Lee Jong-su is a lowly twentysomthing who barely gets by performing various odd jobs in the South Korean city of Paju. He says he is an aspiring novelist, but we never see him write anything, and he seems so dimwitted that we can’t ever imagine him putting too many words to paper. One day, he runs into a childhood neighbor and schoolmate, the pretty and energetic free spirit Shin Hae-mi. Jong-su and Hae-mi strike up a romantic relationship shortly before Hae-mi takes a long-planned trip to Africa. But when Jong-su goes to pick up Hae-mi at the airport, he sees that she is with Ben, another Korean traveler she befriended while traveling. Ben is everything that Jong-su is not: handsome, charming, urbane and wealthy. But there is something else about Ben that Jong-su doesn’t trust. He can’t quite put his finger on it, and things aren’t helped by Ben’s confession that he has a secret hobby of burning down abandoned barns. But deep down, Jong-su knows Ben isn’t into burning or barns. And when Hae-mi suddenly vanishes, it begins to dawn on Jong-su what Ben might really be doing in his spare time.

Slow-moving, moody and methodical, Burning does a pretty good job of up-ending both the typical conventions of a serial killer story as well as our own expectations from such a tale. Here, there is no tension in discovering who the killer is: it is clearly Ben. There is no tension in seeing if Ben’s plan can be prevented: both Jong-su and Hae-mi are too dull or self-absorbed to see what is coming. Rather, the tension comes in wondering if Jong-su will be able to put enough details together to realize that Hae-mi’s disappearance is not what it seems, that she is definitely not coming back, and that Ben was responsible for it.
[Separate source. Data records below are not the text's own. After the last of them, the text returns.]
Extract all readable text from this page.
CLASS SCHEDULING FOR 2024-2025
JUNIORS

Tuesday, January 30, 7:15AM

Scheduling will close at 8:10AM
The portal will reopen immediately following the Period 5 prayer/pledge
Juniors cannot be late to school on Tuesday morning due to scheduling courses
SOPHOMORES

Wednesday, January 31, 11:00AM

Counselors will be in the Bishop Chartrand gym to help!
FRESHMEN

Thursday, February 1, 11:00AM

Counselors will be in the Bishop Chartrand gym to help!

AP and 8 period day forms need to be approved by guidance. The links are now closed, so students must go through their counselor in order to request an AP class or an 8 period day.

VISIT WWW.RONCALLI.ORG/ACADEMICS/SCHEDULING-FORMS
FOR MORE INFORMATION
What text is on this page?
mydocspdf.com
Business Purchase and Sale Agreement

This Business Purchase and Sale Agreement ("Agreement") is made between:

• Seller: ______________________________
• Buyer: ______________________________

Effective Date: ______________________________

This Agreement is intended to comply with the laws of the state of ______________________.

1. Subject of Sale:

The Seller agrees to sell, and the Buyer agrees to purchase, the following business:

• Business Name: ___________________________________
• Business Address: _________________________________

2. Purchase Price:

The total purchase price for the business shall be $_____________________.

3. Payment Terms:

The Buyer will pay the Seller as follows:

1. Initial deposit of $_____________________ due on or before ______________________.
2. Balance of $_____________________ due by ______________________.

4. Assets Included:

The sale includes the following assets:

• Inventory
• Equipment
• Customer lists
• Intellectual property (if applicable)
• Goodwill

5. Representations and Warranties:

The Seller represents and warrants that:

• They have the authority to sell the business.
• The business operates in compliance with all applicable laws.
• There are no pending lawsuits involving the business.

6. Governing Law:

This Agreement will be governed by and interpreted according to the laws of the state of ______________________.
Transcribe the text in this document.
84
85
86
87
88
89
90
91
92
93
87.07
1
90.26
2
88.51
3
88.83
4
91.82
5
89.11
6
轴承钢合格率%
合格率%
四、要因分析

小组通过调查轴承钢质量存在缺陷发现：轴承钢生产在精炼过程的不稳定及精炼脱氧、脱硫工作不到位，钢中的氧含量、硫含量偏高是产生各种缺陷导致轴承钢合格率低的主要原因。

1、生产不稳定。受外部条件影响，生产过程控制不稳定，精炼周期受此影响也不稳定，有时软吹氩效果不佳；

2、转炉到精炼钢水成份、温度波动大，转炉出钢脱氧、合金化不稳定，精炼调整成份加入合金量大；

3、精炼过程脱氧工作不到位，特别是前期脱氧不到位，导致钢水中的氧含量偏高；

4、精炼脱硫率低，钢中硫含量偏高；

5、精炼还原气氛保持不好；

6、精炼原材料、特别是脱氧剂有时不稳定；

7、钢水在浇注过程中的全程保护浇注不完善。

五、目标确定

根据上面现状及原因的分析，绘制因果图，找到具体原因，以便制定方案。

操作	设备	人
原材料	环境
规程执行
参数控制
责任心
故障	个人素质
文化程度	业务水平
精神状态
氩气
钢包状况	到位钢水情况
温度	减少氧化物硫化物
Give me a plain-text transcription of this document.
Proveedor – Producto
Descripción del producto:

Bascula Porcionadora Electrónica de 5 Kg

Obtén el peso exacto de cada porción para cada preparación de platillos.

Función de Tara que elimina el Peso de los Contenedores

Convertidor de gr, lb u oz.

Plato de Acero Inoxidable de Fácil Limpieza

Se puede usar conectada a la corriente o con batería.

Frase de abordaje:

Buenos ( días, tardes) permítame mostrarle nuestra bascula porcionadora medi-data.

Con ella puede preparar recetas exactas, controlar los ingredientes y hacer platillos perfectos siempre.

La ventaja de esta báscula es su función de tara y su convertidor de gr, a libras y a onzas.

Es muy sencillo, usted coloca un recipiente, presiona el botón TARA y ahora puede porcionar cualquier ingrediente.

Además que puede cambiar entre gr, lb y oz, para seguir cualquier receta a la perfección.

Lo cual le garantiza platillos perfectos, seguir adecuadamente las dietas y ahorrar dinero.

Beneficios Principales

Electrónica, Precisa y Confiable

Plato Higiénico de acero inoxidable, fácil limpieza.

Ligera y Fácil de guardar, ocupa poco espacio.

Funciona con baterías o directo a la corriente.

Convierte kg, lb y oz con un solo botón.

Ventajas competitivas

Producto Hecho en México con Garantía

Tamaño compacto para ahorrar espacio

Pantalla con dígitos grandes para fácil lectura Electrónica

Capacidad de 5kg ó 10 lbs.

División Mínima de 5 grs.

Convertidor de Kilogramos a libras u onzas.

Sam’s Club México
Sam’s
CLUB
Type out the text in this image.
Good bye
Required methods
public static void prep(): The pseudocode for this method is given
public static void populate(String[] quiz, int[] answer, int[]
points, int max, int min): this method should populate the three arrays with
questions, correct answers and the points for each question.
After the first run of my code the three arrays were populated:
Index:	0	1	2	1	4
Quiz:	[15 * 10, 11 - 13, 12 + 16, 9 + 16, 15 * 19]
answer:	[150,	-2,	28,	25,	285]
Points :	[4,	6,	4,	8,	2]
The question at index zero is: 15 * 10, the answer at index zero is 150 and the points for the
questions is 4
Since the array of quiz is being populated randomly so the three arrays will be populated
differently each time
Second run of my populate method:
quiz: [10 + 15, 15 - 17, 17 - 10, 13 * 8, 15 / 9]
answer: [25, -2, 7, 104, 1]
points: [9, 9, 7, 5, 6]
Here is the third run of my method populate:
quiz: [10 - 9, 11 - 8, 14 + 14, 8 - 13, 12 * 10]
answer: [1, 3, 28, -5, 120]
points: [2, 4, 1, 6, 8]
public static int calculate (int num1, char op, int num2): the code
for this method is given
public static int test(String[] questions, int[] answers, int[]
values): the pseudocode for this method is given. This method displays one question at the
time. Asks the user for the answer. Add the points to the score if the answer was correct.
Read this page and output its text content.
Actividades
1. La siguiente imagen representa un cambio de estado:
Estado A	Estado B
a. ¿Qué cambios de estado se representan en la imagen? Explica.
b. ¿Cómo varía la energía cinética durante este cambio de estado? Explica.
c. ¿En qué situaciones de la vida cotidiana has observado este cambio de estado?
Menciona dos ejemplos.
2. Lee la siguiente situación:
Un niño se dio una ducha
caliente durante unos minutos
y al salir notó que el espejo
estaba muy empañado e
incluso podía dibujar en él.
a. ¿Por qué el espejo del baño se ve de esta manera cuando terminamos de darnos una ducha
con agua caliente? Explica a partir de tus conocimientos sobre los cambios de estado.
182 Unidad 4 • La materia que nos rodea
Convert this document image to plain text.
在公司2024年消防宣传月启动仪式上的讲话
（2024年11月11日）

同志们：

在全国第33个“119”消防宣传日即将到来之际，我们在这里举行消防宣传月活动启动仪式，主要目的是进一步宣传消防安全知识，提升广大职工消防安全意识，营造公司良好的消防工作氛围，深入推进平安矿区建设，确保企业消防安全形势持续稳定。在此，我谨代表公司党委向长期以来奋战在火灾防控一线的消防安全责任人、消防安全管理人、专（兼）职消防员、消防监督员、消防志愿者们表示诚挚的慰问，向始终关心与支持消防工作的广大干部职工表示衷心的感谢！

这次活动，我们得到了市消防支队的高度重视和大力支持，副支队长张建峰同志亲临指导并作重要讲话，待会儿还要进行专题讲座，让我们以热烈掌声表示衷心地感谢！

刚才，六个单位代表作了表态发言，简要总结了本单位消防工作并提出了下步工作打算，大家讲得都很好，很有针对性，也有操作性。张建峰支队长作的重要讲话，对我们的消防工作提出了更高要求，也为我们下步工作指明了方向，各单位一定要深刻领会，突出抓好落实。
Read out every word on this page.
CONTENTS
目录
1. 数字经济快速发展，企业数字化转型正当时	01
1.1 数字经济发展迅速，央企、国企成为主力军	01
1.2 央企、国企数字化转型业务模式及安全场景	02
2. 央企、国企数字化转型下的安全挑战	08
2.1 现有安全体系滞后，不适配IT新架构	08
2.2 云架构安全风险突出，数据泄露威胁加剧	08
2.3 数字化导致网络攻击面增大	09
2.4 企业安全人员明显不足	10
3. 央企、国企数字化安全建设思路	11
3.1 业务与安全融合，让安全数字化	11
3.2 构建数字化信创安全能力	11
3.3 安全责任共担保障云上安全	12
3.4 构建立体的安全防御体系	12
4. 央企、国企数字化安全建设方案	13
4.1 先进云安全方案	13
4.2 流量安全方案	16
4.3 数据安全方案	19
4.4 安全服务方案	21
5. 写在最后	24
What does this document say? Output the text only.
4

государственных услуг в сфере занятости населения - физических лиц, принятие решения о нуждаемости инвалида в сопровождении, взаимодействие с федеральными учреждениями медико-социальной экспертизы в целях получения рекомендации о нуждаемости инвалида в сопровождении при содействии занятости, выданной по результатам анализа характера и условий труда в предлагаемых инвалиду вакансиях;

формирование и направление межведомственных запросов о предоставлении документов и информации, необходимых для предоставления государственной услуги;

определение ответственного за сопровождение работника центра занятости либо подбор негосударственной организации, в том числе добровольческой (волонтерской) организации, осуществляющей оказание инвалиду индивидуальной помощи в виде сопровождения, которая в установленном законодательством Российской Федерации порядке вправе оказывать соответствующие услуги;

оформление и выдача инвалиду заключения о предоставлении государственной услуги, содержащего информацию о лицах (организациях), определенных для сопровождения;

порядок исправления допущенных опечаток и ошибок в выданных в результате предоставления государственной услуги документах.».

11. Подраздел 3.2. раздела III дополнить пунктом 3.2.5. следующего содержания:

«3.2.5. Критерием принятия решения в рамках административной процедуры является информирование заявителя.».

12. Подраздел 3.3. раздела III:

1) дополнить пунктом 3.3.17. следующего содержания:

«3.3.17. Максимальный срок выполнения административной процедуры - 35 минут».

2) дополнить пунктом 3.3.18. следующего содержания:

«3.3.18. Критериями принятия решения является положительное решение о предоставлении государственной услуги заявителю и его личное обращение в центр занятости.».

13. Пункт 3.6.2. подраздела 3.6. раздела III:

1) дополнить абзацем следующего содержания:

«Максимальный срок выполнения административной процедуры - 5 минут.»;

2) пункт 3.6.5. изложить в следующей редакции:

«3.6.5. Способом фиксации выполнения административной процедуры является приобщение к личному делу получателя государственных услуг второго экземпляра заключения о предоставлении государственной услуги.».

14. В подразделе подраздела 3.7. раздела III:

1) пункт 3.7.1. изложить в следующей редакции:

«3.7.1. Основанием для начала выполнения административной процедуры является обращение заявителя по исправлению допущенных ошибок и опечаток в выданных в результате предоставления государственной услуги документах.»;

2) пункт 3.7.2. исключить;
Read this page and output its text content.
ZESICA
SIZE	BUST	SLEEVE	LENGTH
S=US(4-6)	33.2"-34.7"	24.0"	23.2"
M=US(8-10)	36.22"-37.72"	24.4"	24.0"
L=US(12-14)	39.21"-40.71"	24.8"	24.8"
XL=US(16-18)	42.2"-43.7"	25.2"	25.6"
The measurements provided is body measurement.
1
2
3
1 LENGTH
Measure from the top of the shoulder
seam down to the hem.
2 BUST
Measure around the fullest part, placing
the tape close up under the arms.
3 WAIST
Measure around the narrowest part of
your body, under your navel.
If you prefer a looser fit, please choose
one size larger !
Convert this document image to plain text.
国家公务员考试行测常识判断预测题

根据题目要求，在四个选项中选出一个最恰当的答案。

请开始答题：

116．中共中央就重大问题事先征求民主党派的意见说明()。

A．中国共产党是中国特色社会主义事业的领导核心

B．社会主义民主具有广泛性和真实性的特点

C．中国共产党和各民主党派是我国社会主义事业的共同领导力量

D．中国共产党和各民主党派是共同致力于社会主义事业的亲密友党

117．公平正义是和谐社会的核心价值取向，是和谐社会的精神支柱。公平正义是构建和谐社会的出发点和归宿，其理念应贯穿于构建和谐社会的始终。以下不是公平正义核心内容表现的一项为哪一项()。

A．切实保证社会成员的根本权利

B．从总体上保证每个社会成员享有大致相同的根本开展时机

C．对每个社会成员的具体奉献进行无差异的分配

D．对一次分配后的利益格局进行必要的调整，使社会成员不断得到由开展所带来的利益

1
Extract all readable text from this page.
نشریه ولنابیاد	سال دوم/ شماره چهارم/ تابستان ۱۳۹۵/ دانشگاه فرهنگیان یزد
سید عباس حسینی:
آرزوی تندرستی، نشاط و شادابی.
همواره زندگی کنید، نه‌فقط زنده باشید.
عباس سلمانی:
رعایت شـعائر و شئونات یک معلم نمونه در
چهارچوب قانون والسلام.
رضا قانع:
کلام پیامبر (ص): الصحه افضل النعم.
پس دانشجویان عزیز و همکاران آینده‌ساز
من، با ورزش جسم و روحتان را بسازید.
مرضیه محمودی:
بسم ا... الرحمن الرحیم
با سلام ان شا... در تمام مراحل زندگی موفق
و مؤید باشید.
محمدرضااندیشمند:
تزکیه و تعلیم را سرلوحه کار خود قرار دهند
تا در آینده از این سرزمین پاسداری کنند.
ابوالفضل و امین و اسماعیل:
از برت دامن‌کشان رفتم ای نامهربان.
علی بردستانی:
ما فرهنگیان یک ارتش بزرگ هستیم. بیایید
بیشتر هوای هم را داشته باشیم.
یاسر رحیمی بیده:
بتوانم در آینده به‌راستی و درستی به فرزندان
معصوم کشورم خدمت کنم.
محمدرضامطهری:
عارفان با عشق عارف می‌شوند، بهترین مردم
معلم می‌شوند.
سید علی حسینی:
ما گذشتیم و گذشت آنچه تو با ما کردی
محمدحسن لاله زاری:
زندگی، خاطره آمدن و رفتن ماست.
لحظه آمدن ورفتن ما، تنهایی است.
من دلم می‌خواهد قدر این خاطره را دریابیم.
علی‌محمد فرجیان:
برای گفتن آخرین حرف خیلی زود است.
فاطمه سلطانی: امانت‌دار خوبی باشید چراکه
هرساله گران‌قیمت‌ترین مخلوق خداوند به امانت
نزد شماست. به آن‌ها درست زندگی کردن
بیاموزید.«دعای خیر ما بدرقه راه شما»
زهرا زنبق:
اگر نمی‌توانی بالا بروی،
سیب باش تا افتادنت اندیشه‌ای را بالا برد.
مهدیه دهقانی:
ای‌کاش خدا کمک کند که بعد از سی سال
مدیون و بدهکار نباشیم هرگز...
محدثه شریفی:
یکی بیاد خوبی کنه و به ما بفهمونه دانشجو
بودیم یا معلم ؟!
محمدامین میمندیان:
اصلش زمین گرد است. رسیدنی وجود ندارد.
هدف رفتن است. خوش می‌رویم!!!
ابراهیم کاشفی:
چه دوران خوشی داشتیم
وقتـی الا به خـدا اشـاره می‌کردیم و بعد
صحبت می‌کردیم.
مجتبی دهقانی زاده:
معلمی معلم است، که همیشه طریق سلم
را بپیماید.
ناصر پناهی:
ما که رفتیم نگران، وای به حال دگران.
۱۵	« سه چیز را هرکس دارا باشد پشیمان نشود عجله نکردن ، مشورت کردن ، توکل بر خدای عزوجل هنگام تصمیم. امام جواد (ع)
The movie lets us in on its secret early and so openly. We watch Ben subtly toy with Hae-mi, maneuvering her into an emotional space where she can be made to be even more social disconnected than before, and thus easily killed and dispatched. We watch him subtly taunt Jong-su with enough detail that would enable anyone else to prevent a pointless murder, but not nearly enough to set off any alarm bells in Jong-su’s thick head. And we watch Ben himself drift between smug self-satisfaction as he plies his sinister craft and a deep boredom as he knows that those around him could stop him if they weren’t so out to lunch or so disinterested in looking past their own vapid self-interest.

And that is the most chilling thing about Burning. For a story about serial killing, se never see any bodies. We never see any actual violence. We never see any overtly menacing behavior or gruesome reminders of a predator at work. Instead, the whole thing is almost completely innocuous; if one did not know Korean and did not watch this with subtitles, they would probably have no idea why the movie ends as it does. And that’s the point: serial killers don’t operate like creepy monsters. They operate like they are one of the best of us, working with guile and ambush until their victims practically invite themselves into a monster’s lair. For the second half of the movie, we ask ourselves why nobody will step in and prevent this otherwise completely preventable tragedy. And as we do, there is Ben smiling at us, as if to say, if anybody would, they would have done it a long time ago. And they’re not about to start now.

But there is an additional element at work here, too. Set on the fringes of modern South Korea—as well as in its toniest neighborhoods, we get the sense of the deep economic and cultural divides that create multiple societies living next to each other. The dream of mobility across the boundaries falls short of the reality, and it provides a stalker like Ben with the kind of tall grass he needs to hide the fact that he feeds in broad daylight. Hae-mi’s daydreams of a life far more free than she can afford, Jong-su’s resentment over a guy who can provide Hae-mi with the petty luxuries that he cannot are all the distraction Ben needs.

We know that this movie is either going to end in complete nihilism or Jong-su will finally figure out what’s going on around him. And when we see him peering slack-jawed through a completely burnable barn standing very much unburnt, we see the lights finally start to flicker on. And when the movie’s moment of truth comes in its final moments, we are given all the hope we can expect in a world such as this: Somebody out there will care if we are gone. And yet, as the credits roll we are reminded of a crueler reality: most people won’t even notice.